ExitCare Image STRENGTH - Hamstrings, Curl

  • Lay on your stomach with your legs extended. (If you lay on a bed, your feet may hang over the edge.)

  • Tighten the muscles in the back of your thigh to bend your right / left knee up to 90 degrees. Keep your hips flat on the bed/floor.

  • Hold this position for __________ seconds.

  • Slowly lower your leg back to the starting position.

Repeat __________ times. Complete this exercise __________ times per day.

OPTIONAL ANKLE WEIGHTS: Begin with ____________________, but DO NOT exceed ____________________. Increase in 1 lb/0.5 kg increments.

ExitCare Image STRENGTH - Quadriceps, Wall Slides

Follow guidelines for form closely. Increased knee pain often results from poorly placed feet or knees.

  • Lean against a smooth wall or door and walk your feet out 18-24 inches. Place your feet hip-width apart.

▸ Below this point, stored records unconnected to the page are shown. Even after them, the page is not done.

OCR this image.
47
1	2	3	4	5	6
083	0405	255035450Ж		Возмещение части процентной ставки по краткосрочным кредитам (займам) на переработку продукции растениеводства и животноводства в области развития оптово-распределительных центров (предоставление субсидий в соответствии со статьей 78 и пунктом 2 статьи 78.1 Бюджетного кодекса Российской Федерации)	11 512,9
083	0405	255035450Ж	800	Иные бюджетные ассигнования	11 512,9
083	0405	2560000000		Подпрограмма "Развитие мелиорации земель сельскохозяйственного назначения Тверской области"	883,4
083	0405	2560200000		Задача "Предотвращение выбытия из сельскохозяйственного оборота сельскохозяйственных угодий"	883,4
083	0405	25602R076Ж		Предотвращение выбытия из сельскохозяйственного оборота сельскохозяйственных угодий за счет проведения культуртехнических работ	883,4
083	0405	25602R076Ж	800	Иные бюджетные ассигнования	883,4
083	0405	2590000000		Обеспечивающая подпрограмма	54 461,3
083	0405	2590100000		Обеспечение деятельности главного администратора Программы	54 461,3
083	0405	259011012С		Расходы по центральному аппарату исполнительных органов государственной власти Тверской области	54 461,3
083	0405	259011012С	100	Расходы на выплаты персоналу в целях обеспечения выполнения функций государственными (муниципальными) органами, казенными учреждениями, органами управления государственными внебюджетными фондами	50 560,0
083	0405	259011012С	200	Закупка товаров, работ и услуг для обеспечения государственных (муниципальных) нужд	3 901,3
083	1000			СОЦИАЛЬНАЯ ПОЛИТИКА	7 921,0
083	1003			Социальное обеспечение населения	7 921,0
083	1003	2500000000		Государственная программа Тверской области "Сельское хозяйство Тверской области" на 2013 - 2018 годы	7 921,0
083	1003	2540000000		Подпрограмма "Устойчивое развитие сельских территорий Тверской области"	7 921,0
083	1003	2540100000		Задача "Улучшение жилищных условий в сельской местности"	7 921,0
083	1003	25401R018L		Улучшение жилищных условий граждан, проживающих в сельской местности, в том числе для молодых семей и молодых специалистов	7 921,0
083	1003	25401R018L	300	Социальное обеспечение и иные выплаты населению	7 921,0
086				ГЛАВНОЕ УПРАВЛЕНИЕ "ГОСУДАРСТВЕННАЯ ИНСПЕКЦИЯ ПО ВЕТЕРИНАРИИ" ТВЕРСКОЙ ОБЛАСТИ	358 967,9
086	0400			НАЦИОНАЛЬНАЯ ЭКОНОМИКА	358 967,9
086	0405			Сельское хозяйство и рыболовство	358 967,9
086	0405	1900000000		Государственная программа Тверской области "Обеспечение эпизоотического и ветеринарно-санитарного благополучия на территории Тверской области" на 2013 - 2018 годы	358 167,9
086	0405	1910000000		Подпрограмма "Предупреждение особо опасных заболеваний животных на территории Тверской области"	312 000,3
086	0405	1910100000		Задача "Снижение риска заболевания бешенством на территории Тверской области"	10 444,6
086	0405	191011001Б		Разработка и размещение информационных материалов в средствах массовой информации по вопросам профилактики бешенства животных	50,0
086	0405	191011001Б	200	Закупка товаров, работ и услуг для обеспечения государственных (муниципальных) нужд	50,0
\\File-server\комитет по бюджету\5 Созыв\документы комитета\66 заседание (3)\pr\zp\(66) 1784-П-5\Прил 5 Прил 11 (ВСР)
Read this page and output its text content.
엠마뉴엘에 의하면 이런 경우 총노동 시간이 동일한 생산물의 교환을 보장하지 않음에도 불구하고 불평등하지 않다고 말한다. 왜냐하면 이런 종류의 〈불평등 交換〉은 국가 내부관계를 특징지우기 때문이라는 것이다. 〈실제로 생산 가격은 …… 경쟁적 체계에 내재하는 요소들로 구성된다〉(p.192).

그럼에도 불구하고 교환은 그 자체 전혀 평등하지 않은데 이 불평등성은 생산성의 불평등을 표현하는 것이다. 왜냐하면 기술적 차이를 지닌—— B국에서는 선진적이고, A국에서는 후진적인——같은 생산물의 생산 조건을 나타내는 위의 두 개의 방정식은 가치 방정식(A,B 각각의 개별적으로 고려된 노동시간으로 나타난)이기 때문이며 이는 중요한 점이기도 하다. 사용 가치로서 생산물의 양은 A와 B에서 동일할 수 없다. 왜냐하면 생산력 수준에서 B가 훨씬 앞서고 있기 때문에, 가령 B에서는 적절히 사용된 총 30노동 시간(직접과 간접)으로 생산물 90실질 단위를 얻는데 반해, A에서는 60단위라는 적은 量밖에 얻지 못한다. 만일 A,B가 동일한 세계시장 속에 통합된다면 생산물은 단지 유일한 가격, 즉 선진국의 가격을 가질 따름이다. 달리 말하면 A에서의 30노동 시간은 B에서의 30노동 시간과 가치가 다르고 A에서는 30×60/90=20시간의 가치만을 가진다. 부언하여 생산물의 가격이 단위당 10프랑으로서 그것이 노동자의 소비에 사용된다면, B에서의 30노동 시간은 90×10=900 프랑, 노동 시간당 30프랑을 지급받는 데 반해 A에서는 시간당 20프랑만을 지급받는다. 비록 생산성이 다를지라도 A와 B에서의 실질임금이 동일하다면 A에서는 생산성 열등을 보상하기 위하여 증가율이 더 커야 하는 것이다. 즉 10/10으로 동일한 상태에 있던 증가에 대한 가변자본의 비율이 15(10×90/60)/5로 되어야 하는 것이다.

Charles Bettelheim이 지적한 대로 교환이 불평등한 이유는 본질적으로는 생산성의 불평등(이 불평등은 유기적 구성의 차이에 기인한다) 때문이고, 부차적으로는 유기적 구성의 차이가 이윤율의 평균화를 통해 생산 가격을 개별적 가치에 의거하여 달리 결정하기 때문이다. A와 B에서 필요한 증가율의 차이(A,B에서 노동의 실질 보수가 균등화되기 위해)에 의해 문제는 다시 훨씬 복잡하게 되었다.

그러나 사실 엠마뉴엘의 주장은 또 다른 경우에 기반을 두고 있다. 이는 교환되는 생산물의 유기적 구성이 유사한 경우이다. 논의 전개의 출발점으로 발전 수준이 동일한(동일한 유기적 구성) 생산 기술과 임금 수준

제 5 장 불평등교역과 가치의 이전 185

  • Slowly slide down the wall or door until your knees bend __________ degrees.* Keep your knees over your heels, not your toes, and in line with your hips, not falling to either side.

  • Hold for __________ seconds. Stand up to rest for __________ seconds in between each repetition.

Repeat __________ times. Complete this exercise __________ times per day.

* Your physician, physical therapist or athletic trainer will alter this angle based on your symptoms and progress.

ExitCare Image STRENGTH - Quadriceps, Squats

  • Stand in a door frame so that your feet and knees are in line with the frame.

  • Use your hands for balance, not support, on the frame.

  • Slowly lower your weight, bending at the hips and knees. Keep your lower legs upright so that they are parallel with the door frame. Squat only within the range that does not increase your knee pain. Never let your hips drop below your knees.

  • Slowly return upright, pushing with your legs, not pulling with your hands.

Repeat __________ times. Complete this exercise __________ times per day.

ExitCare Image STRENGTH - Quadriceps, Step-Ups

  • Use a thick book, step or step stool that is __________ inches tall.

  • Holding a wall or counter for balance only, not support.

  • Slowly step-up with your right / left foot, keeping your knee in line with your hip and foot. Do not allow your knee to bend so far that you cannot see your toes.

  • Slowly unlock your knee and lower yourself to the starting position. Your muscles, not gravity, should lower you.

Repeat __________ times. Complete this exercise __________ times per day.

ExitCare Image STRENGTH - Quadriceps, Step-Downs

  • Stand on the edge of a step stool or stair. Be prepared to use a countertop or wall for balance, if needed.

  • Keeping your right / left knee directly over the middle of your foot, slowly touch your opposite heel to the floor or lower step. Do not go all the way to the floor if your knee pain increases, just go as far as you can without increased discomfort. Use your right / left leg muscles, not gravity to lower your body weight.

  • Slowly push your body weight back up to the starting position,

Repeat __________ times. Complete this exercise __________ times per day.